Experimental methods chapter

• Why I saw two peaks for a particular bond in an IR spectra (stretch/bend)
• Stereochemistry assignment of one of the chiral centres of one of my compounds – asked to name Carr Ingold Prelog rules used to do this
• Diastereotopic protons
• Double checking NMR assignments (some doublets were actually just very close singlets)

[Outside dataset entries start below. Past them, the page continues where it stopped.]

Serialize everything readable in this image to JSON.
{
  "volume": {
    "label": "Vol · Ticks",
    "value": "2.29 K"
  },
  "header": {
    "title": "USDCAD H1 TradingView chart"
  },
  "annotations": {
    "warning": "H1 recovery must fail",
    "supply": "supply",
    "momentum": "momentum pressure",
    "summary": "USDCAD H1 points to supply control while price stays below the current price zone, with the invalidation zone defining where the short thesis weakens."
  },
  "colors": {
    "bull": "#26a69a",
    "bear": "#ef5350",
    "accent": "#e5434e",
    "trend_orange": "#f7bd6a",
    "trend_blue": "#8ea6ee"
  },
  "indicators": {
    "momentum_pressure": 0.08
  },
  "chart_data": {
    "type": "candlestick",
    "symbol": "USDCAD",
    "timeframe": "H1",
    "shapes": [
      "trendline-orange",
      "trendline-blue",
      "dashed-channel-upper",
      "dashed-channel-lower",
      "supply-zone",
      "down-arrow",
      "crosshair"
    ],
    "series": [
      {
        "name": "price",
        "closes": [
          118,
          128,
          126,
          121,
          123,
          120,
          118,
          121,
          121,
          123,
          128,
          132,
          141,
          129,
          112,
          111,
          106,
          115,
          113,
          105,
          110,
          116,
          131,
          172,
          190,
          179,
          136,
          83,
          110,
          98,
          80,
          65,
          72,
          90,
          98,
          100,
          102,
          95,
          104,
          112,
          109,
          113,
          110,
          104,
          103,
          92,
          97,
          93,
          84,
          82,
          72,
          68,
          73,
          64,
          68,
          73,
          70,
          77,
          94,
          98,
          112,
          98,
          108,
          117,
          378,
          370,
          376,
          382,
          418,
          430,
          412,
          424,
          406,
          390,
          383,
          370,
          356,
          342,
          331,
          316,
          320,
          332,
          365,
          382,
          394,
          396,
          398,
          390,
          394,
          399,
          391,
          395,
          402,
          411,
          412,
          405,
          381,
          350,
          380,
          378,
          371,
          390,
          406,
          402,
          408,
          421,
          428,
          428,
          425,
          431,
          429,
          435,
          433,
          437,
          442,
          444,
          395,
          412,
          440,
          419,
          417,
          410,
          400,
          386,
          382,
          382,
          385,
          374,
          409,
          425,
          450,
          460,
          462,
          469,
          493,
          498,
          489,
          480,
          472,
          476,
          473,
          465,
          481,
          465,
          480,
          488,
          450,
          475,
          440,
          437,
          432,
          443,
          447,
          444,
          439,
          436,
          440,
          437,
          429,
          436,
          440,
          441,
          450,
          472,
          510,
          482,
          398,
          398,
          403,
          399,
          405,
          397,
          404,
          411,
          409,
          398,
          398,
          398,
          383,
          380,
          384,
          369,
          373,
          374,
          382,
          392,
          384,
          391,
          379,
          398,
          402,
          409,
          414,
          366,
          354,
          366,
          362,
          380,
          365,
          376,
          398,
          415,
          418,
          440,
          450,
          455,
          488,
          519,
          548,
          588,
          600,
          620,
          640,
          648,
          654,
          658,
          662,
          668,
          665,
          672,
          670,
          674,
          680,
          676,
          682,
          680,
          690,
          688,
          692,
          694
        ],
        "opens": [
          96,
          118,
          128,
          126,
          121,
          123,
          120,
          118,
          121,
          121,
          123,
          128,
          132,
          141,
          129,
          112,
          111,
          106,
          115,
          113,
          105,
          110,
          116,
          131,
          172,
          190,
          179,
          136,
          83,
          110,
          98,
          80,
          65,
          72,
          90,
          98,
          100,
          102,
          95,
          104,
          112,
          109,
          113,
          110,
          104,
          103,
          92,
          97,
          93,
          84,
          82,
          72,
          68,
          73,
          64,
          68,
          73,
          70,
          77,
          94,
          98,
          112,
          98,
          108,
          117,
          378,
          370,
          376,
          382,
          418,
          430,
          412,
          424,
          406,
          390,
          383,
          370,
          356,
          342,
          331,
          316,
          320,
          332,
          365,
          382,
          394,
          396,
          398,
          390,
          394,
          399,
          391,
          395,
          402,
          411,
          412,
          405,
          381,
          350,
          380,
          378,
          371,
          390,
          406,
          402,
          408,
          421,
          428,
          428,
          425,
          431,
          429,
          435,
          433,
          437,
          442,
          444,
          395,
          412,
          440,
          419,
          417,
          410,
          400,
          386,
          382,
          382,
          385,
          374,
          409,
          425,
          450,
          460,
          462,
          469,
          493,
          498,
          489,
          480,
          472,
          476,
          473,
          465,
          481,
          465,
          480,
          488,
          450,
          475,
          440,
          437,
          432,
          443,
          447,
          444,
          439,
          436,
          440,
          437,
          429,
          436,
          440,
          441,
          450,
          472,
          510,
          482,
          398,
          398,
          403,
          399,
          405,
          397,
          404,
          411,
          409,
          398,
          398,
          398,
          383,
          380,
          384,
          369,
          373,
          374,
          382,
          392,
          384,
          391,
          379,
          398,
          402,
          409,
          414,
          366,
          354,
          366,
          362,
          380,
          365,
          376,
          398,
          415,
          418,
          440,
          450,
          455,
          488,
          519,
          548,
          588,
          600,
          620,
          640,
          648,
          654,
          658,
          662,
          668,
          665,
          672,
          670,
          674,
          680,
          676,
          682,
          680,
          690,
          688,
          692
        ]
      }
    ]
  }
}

Other things I revised that didn’t come up

• pKa values of important protons in all reactions
• LogP values of my compounds
• All reaction mechanisms
• Being able to draw all the abbreviated chemical structures in my thesis
• Structures of amino acids
• How all assays worked
• Roles of reagents
• Alternative reagents/reactions – but not every example under the sun!
• Enzyme kinetics, deriving Mendel-Michaelis equation etc.
• The difference between IC50/Ki etc.
• When examples of FDA approved drugs and other compounds I’d given were approved, what they treated and how they were made
• Polar surface area of all compounds
• Overview of how chemical analysis techniques worked (e.g. NMR, mass spectrometry)
• Reasons for going in particular directions with the project
• Work by my examiners

This all might be way too specific for the average reader of this blog but it’s the sort of stuff I wanted to know before my viva about how someone else’s had gone.